System integrators hired to help agencies set up network monitoring tools have spent the pandemic months largely filling IT asset-management gaps, according to contractors and officials associated with the Continuous Diagnostics and Mitigation (CDM) cybersecurity program.
The transition to remote work created new holes in agencies’ awareness of hardware on their networks, said Dan Smith, vice president of the homeland security division at ManTech, one of the systems integrators that works on CDM.
ManTech and other companies found that they had to consider which devices were on federal networks before they could think about other security questions — especially because of the sudden need to protect data on employees’ mobile devices, Smith said.

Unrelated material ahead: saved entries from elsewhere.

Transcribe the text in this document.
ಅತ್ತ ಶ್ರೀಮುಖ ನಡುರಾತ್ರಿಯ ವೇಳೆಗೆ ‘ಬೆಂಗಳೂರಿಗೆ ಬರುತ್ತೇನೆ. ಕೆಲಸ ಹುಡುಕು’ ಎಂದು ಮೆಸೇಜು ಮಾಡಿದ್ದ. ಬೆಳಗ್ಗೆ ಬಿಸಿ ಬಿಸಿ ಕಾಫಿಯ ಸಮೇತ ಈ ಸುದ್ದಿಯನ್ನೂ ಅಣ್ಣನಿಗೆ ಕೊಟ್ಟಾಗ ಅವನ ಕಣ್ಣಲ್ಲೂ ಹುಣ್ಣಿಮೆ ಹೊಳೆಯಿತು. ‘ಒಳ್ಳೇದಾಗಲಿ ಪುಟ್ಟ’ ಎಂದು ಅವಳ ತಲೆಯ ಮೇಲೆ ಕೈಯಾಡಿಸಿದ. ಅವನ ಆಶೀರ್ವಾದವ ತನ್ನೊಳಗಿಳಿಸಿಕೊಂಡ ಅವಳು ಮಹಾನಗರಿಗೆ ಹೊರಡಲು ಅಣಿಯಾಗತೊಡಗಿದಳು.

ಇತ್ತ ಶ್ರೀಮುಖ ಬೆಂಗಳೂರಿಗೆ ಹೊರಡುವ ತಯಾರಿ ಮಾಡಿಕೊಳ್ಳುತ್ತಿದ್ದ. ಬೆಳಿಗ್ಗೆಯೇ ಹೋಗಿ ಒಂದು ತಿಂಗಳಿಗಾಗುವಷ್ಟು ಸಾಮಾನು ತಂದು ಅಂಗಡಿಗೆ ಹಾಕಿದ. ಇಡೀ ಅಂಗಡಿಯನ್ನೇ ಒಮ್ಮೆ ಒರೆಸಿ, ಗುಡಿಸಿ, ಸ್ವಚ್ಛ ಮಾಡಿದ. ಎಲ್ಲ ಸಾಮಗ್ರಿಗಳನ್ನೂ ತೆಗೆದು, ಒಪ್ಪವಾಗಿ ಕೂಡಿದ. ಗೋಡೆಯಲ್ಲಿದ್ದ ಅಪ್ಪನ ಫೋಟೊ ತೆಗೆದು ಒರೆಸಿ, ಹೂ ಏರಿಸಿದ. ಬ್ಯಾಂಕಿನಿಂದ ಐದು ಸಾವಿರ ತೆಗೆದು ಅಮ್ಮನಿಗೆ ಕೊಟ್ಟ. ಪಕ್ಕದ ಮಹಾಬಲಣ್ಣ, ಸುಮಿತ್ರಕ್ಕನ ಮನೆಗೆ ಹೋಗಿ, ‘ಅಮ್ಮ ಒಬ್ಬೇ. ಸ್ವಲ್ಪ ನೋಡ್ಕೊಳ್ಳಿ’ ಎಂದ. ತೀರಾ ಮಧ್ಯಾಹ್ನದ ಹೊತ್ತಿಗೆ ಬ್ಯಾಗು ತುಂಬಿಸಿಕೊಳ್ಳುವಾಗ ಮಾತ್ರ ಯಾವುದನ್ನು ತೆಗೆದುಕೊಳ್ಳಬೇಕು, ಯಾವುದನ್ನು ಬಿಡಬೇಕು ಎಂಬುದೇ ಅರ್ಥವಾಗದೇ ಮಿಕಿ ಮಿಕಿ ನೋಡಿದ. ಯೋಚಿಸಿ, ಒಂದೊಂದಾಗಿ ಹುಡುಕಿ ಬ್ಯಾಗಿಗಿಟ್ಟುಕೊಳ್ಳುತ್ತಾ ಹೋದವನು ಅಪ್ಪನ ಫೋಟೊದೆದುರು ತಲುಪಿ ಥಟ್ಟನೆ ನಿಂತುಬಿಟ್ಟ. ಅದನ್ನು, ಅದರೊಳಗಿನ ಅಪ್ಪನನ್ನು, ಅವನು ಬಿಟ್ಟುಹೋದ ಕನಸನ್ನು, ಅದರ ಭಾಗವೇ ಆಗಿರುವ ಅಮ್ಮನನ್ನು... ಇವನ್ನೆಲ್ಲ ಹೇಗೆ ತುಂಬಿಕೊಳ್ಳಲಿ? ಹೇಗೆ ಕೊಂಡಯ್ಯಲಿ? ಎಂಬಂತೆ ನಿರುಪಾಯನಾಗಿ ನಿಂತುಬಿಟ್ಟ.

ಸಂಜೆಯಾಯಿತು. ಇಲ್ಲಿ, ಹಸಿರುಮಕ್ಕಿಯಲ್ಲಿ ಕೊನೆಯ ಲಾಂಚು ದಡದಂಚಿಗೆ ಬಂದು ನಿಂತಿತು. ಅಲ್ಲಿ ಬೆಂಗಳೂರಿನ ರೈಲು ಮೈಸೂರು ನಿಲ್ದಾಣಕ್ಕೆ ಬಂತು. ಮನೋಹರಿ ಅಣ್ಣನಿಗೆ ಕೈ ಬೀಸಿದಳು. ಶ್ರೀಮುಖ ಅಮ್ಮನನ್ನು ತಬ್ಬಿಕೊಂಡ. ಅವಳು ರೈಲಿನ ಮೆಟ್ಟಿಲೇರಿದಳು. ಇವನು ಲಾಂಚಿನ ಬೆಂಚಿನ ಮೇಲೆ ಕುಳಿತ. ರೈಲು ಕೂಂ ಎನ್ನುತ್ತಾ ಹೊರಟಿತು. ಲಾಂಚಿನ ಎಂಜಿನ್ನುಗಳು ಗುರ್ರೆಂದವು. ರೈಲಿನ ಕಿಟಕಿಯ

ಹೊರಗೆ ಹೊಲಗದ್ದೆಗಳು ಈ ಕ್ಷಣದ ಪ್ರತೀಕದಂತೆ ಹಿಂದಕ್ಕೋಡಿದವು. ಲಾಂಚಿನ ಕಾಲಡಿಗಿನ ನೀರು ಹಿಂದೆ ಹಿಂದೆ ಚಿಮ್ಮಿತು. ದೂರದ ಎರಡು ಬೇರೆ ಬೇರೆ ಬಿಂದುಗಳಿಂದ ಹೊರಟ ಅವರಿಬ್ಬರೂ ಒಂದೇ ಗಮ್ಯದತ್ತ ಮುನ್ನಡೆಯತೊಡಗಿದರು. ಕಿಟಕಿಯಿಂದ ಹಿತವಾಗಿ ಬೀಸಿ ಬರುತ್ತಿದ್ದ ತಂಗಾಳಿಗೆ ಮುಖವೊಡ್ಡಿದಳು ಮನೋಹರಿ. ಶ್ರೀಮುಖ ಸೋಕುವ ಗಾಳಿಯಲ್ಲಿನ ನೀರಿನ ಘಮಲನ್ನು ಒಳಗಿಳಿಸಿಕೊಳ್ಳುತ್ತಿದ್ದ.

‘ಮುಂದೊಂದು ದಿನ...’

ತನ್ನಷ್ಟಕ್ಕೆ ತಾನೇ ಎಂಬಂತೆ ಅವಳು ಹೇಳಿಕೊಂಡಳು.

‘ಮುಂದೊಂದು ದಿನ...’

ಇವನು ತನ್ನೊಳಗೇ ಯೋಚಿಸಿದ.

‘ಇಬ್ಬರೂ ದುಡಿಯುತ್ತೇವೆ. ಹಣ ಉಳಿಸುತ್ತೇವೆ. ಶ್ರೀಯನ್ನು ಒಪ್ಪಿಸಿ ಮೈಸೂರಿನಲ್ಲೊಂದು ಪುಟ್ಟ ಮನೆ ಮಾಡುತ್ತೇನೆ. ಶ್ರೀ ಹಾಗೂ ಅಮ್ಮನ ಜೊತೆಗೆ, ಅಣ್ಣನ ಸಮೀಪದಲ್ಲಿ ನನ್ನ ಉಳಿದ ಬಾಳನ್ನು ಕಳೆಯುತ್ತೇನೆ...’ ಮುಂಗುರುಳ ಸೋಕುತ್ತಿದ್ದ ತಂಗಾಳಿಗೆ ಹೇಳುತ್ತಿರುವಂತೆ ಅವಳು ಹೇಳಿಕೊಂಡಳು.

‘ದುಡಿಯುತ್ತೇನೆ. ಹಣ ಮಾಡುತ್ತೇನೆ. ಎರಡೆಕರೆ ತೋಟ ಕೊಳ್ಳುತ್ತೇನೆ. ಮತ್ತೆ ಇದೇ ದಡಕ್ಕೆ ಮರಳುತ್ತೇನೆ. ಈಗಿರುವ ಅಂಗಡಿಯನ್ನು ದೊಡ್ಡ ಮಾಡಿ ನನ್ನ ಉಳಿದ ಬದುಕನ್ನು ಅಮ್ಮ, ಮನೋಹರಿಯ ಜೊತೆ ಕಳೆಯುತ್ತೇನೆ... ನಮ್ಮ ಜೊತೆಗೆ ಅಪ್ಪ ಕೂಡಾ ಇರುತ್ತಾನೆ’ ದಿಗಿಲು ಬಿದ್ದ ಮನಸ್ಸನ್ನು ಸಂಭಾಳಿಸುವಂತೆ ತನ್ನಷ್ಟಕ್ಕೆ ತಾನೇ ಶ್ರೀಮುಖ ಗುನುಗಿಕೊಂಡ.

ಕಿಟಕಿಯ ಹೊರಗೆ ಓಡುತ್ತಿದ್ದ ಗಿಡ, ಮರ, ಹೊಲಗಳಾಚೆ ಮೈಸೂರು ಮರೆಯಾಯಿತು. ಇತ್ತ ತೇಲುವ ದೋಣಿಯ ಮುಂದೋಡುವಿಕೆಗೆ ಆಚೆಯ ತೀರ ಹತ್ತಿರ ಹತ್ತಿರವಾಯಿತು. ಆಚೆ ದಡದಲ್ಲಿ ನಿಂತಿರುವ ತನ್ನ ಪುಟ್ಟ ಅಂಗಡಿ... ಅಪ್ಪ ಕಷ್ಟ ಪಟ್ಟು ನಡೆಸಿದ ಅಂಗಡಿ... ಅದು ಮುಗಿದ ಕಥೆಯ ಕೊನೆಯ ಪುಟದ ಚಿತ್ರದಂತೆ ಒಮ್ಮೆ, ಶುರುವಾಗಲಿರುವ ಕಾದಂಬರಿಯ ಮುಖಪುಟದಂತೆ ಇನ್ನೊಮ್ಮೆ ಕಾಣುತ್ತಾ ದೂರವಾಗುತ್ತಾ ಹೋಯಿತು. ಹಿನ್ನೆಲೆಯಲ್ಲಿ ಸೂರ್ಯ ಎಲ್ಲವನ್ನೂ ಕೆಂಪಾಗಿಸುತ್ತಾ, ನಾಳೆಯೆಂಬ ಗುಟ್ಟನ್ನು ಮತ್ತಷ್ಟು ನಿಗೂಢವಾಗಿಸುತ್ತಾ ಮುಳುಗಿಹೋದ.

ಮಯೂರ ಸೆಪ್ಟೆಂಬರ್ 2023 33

Addressing asset management gaps remains a top concern, especially since the Government Accountability Office found in August that agencies’ hardware counts were inaccurate, resulting in poor data quality that limited the usefulness of CDM dashboards detailing their security postures.
“Asset management turned out to be a pretty big one this year, especially with COVID-19,” Smith said during the Billington Cybersecurity Summit on Wednesday. “A lot of the pandemic response from the agencies we support, most of them moved to a telework posture pretty rapidly, and there was a pretty big shift from traditional network security to endpoint security and making sure things like their [Virtual Private Networks] were configured correctly.”
CDM works with civilian agencies to implement tools that feed data to agency and federal dashboards, informing overall cybersecurity risk management. Filling gaps in asset management — and identity and access management — is a key goal for fiscal 2021 as CDM works to ensure data quality, said Kevin Cox, CDM program manager.
“We want to make sure that the data coming up from the sensors and scanners has good reliability, is being reported in a timely fashion, so that the data is usable,” Cox said.
ManTech works on CDM with the Department of Education, Environmental Protection Agency, Department Housing and Urban Development, Nuclear Regulatory Commission, National Science Foundation, and Small Business Administration, as well as non-Chief Financial Officers Act agencies.
Aside from asset management, ManTech has been supporting agency-specific CDM needs since the pandemic began. That includes helping them downsize their continuous monitoring toolsets to eliminate duplication and overlap.
“Part of where we’ve been trying to go with the agencies, where we’re helping with that architecture, is to help identify what the core technology needs are and then over time rationalize the tool suite so that they’ve got a smaller number of tools that are deployed more comprehensively — providing a better set of data across the board,” Smith said. “That really helps to improve the investment profile for everybody, it keeps [operations and maintenance] costs down, it helps with licensing, and gives them additional resources to invest in areas like data protection management or cloud security brokering.”